Just for the sake of learning this, I'm trying to grasp how to use HLE prefixes XACQUIRE
and XRELEASE
. After reading the Intel documentation, my understanding was that after executing an instruction with the XACQUIRE
prefix the CPU enters into some sort of a write lock until the instruction with the XRELEASE
prefix. So I wrote the following test code to see if I'm correct. Well, there's still something that I don't understand because my code sample fails.
So can someone tell me what am I missing with those HLE prefixes?
Two fails:
The xtest
instruction reports that HLE was not enabled, and
Because my assumed "mutex-ed" code doesn't run as a mutex, it fails concurrency.
Next is the Windows C++ project, compiled with VS 2017 with x64 .asm file as follows:
.code
testCPUID PROC
push rbx
; CPUID.07h.EBX.HLE[bit 4]==1
mov eax, 7h
xor ecx, ecx
cpuid
and rbx, 1 shl 4
mov rax, rbx
pop rbx
ret
testCPUID ENDP
testHLEWrite PROC
; RCX = pointer to TST91 struct:
; void* pPtrToNextWrite;
; int nNextValue;
; void* pCutoffPtr;
; void* pBeginPtr;
xor edx, edx
xacquire xchg [rcx], rdx ; I'm assuming that this will work as a mutex ...

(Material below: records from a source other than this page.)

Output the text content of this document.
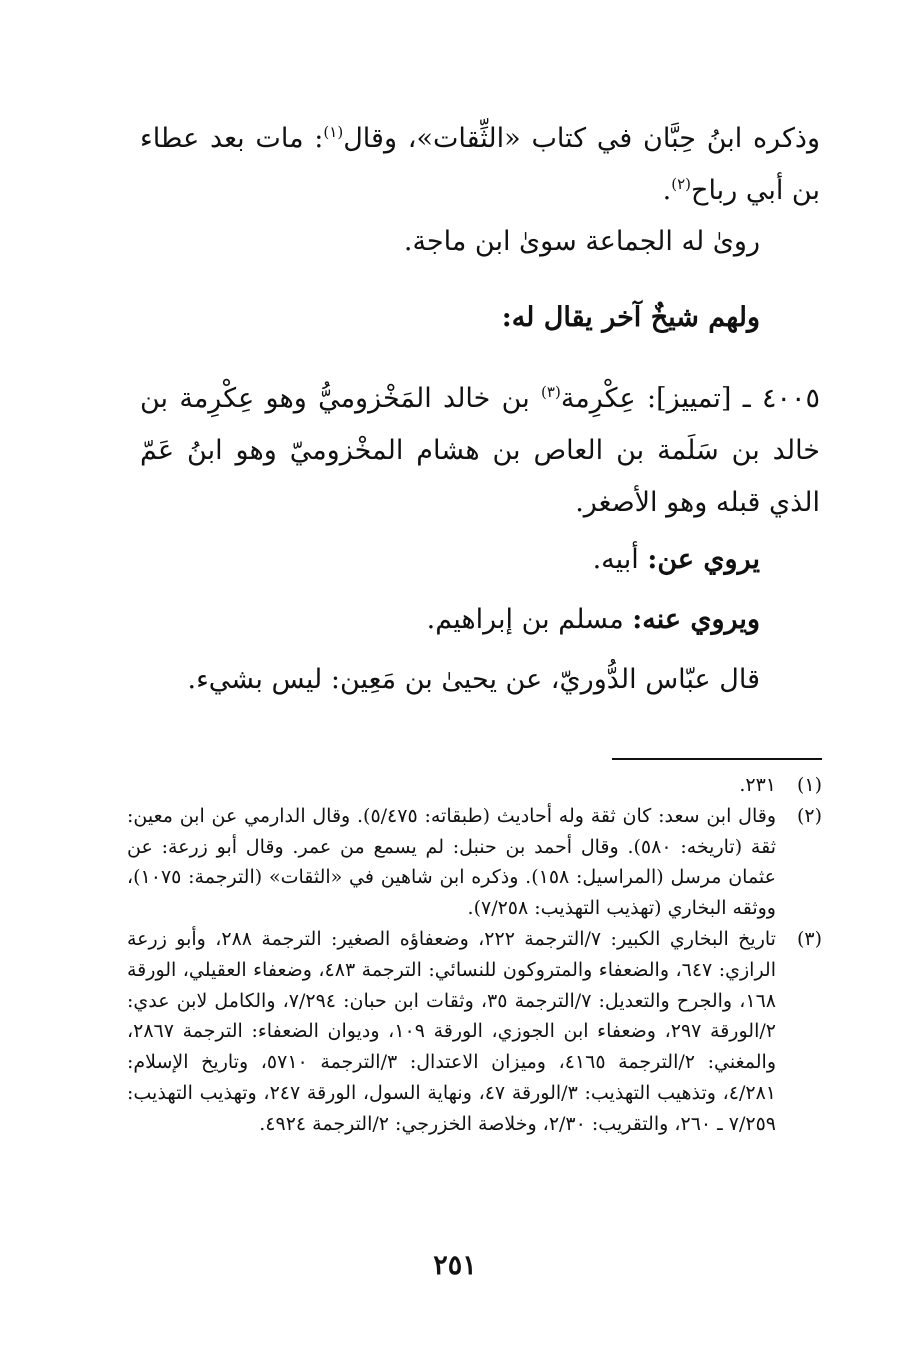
وذكره ابنُ حِبَّان في كتاب «الثِّقات»، وقال$^{(١)}$: مات بعد عطاء بن أبي رباح$^{(٢)}$.

روىٰ له الجماعة سوىٰ ابن ماجة.

ولهم شيخٌ آخر يقال له:

٤٠٠٥ ـ [تمييز]: عِكْرِمة$^{(٣)}$ بن خالد المَخْزوميُّ وهو عِكْرِمة بن خالد بن سَلَمة بن العاص بن هشام المخْزوميّ وهو ابنُ عَمّ الذي قبله وهو الأصغر.

يروي عن: أبيه.

ويروي عنه: مسلم بن إبراهيم.

قال عبّاس الدُّوريّ، عن يحيىٰ بن مَعِين: ليس بشيء.

(١)
٢٣١.

(٢)
وقال ابن سعد: كان ثقة وله أحاديث (طبقاته: ٥/٤٧٥). وقال الدارمي عن ابن معين: ثقة (تاريخه: ٥٨٠). وقال أحمد بن حنبل: لم يسمع من عمر. وقال أبو زرعة: عن عثمان مرسل (المراسيل: ١٥٨). وذكره ابن شاهين في «الثقات» (الترجمة: ١٠٧٥)، ووثقه البخاري (تهذيب التهذيب: ٧/٢٥٨).

(٣)
تاريخ البخاري الكبير: ٧/الترجمة ٢٢٢، وضعفاؤه الصغير: الترجمة ٢٨٨، وأبو زرعة الرازي: ٦٤٧، والضعفاء والمتروكون للنسائي: الترجمة ٤٨٣، وضعفاء العقيلي، الورقة ١٦٨، والجرح والتعديل: ٧/الترجمة ٣٥، وثقات ابن حبان: ٧/٢٩٤، والكامل لابن عدي: ٢/الورقة ٢٩٧، وضعفاء ابن الجوزي، الورقة ١٠٩، وديوان الضعفاء: الترجمة ٢٨٦٧، والمغني: ٢/الترجمة ٤١٦٥، وميزان الاعتدال: ٣/الترجمة ٥٧١٠، وتاريخ الإسلام: ٤/٢٨١، وتذهيب التهذيب: ٣/الورقة ٤٧، ونهاية السول، الورقة ٢٤٧، وتهذيب التهذيب: ٧/٢٥٩ ـ ٢٦٠، والتقريب: ٢/٣٠، وخلاصة الخزرجي: ٢/الترجمة ٤٩٢٤.

٢٥١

xtest ; Sanity check to see if HLE got enabled?
jnz lbl_00 ; If HLE is on => ZF=0
int 3 ; we get here if HLE did not get enabled
lbl_00:
; Do some nonsensical stuff
; The idea is to write sequential values into a shared array
; to see if the lock above holds
; Format:
; > --16 sequential bytes-- <
mov r8d, dword ptr [rcx + 8]
mov byte ptr [rdx], '>'
inc rdx
; Write 16 sequential bytes
mov rax, 10h
lbl_01:
mov byte ptr [rdx], r8b
inc r8
inc rdx
dec rax
jnz lbl_01
mov byte ptr [rdx], '<'
inc rdx
cmp rdx, [rcx + 10h] ; check if reached the end of buffer
jb lbl_02
mov rdx, [rcx + 18h] ; reset ptr to the beginning of buffer
lbl_02:
mov dword ptr [rcx + 8], r8d
xrelease mov [rcx], rdx ; this will release the mutex
ret
testHLEWrite ENDP
testHLEForCorrectness PROC
; RCX = pointer to TST91 struct:
; void* pPtrToNextWrite;
; int nNextValue;
; void* pCutoffPtr;
; void* pBeginPtr;
xor edx, edx
xacquire xchg [rcx], rdx ; I'm assuming that this will work as a mutex ...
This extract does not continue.